No mesmo mês de abril de 2019 foi realizado o Seminário Técnico Internacional sobre Barragens de Rejeitos e o Futuro da Mineração em Minas Gerais, por iniciativa do Instituto Brasileiro de Mineração (IBRAM), com o apoio de empresas do setor, do poder público e, novamente, da FIEMG. Em texto escrito para divulgar os resultados do evento, o presidente desta última instituição, apontou, em tom alarmante, que se a indústria da mineração não retomasse o ritmo normal de produção, que teria sido interrompido pelo que ocorreu nas duas cidades de Minas, o impacto na economia mineira seria catastrófico, “uma tragédia”, pois, segundo ele, esta teria na mineração a sua base.


Ora, mas não é isso que mostram os dados oficiais sobre o Produto Interno Bruto (PIB) de Minas Gerais. Segundo informações da Fundação João Pinheiro, para o ano de 2018, a participação da indústria no PIB de Minas era de apenas 25,8%, enquanto o setor de serviços contribuiu com 68,8%. Estes dados não diferem de anos anteriores, segundo série histórica disponível desde 2002. Portanto, em que sentido a mineração se configuraria como a “base” da economia mineira, como afirma o presidente da FIEMG e sugere o vídeo produzido pela instituição?
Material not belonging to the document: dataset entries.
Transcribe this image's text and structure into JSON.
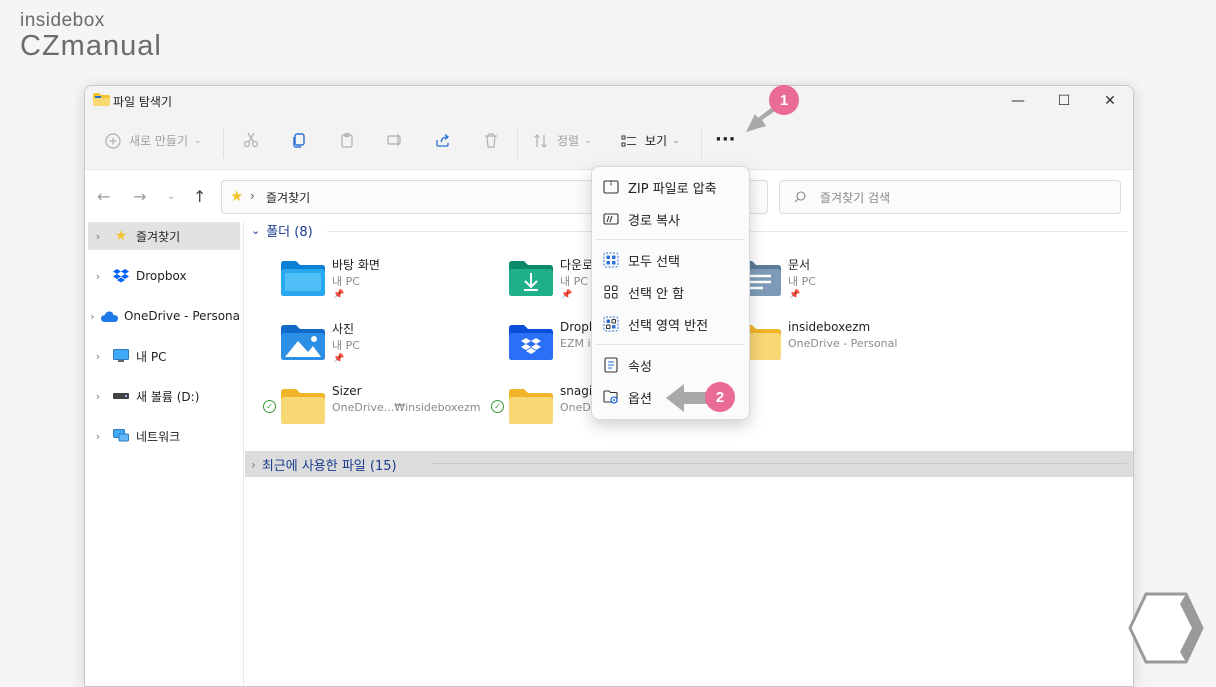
{
  "brand": {
    "line1": "insidebox",
    "line2": "CZmanual"
  },
  "window": {
    "title": "파일 탐색기",
    "controls": {
      "minimize": "—",
      "maximize": "☐",
      "close": "✕"
    }
  },
  "toolbar": {
    "new_label": "새로 만들기",
    "sort_label": "정렬",
    "view_label": "보기",
    "more_label": "···"
  },
  "address": {
    "path_label": "즐겨찾기",
    "search_placeholder": "즐겨찾기 검색"
  },
  "sidebar": {
    "items": [
      {
        "label": "즐겨찾기",
        "icon": "star-icon"
      },
      {
        "label": "Dropbox",
        "icon": "dropbox-icon"
      },
      {
        "label": "OneDrive - Persona",
        "icon": "onedrive-icon"
      },
      {
        "label": "내 PC",
        "icon": "pc-icon"
      },
      {
        "label": "새 볼륨 (D:)",
        "icon": "drive-icon"
      },
      {
        "label": "네트워크",
        "icon": "network-icon"
      }
    ]
  },
  "groups": {
    "folders_header": "폴더 (8)",
    "recent_header": "최근에 사용한 파일 (15)"
  },
  "folders": [
    {
      "name": "바탕 화면",
      "sub": "내 PC"
    },
    {
      "name": "다운로",
      "sub": "내 PC"
    },
    {
      "name": "문서",
      "sub": "내 PC"
    },
    {
      "name": "사진",
      "sub": "내 PC"
    },
    {
      "name": "Dropb",
      "sub": "EZM i"
    },
    {
      "name": "insideboxezm",
      "sub": "OneDrive - Personal"
    },
    {
      "name": "Sizer",
      "sub": "OneDrive...₩insideboxezm"
    },
    {
      "name": "snagit",
      "sub": "OneDrive...₩insideboxezm"
    }
  ],
  "menu": {
    "items": [
      {
        "label": "ZIP 파일로 압축",
        "icon": "zip-icon"
      },
      {
        "label": "경로 복사",
        "icon": "copy-path-icon"
      },
      {
        "label": "모두 선택",
        "icon": "select-all-icon"
      },
      {
        "label": "선택 안 함",
        "icon": "select-none-icon"
      },
      {
        "label": "선택 영역 반전",
        "icon": "invert-selection-icon"
      },
      {
        "label": "속성",
        "icon": "properties-icon"
      },
      {
        "label": "옵션",
        "icon": "options-icon"
      }
    ]
  },
  "annotations": {
    "step1": "1",
    "step2": "2"
  },
  "colors": {
    "accent": "#ea6a98",
    "group_header": "#1a3c8f",
    "folder_yellow": "#f8d775"
  }
}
O incentivo à exploração de minérios em Minas Gerais é uma escolha política, não é algo que pode ser naturalizado. A mineração beneficia e atende a interesses de grandes corporações multinacionais, que atualmente têm poder de estado - na medida e que ocupam lugares privilegiados nos centros dos poderes decisórios* -, e também aos interesses das próprias instituições públicas e dos ocupantes de seus cargos que muitas vezes se beneficiam de recursos adivinhos da atividade, como no caso de financiamento de campanhas e pagamento de royalties.

Apesar de as negociações e processos de reparação dos desastres causados pela Samarco Mineração S.A. e Vale S.A. estarem longe de serem concluídos, a empresa Vale S.A., controladora também da Samarco, tem investido milhões de reais em propaganda para (re)construção de sua imagem. O argumento da vocação histórica para a mineração continua sendo central em alguns de seus vídeos institucionais, como se o desenvolvimento da atividade tratasse do cumprimento de um destino inexorável da humanidade em direção ao “progresso” (veja o vídeo abaixo).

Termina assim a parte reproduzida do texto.